Every year adrenaline chasers arrive in Wiltshire to do battle in the skies above.
The Armed Forces Parachute Championships once again welcomed teams from across the UK Forces spectrum, as well as competitors from as far afield as Sri Lanka.
Jon Knighton spoke with Mark Bayard, Chief Instructor at the Army Parachute Association, for an overview on how the 2018 competition was progressing.
What does it take to be a skydiver, how does it feel when the door opens at 15,000 feet and you are told to go?
We caught up with some of the individuals who live for jumping out the back of a fully working aeroplane.
There’s no luxury airliner – a small plane awaits you for your journey to the skies.
No seat needed just a floor, occasionally carpeted, and most definitely no in-flight service on your short trip to the jumping altitude.
The thought of skydiving will drive fear into the hearts of many so how do those who enjoy it get around the fear?
Capt Amii Calway from the Royal Logistic Corps told us how she views it:
“I think you have to be a little bit nuts in the first place to even consider it, but actually it gives you a real thirst for life”
The fear of the unknown is one reason that stops people from making the leap.

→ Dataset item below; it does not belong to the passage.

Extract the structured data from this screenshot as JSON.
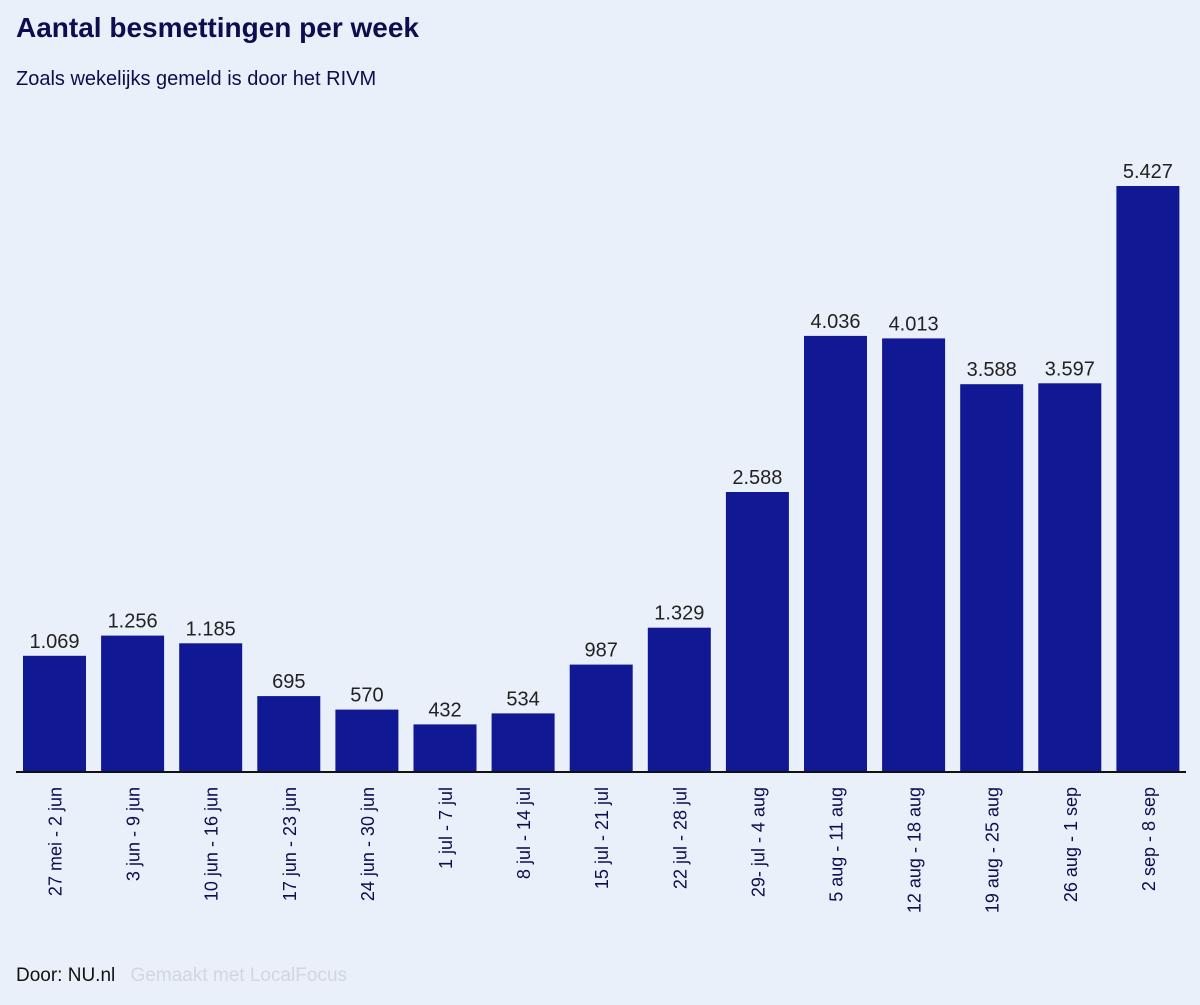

Sub Lieutenant Emma Reynolds of 703 Royal Naval Air Squadron has some key advice should this be you.
“Every skydiver needs to have something individual about them to throw yourself out of a perfectly serviceable aircraft”
“At the end of the day anyone can do it, if you haven’t given it a go how would you know?”
Still not for you – unconvinced you are the ‘right type of person’?
Fear not, Squadron Leader Marcus Fountain – the Chairman of the Royal Air Force Sports Parachute Association can put you at ease.
“I don’t think there is any particular one sort of person There are fighter pilots to the bloke that steers a ship – it’s anybody.”
“It’s just somebody who wakes up one day and thinks you know what, I just want to try something different.”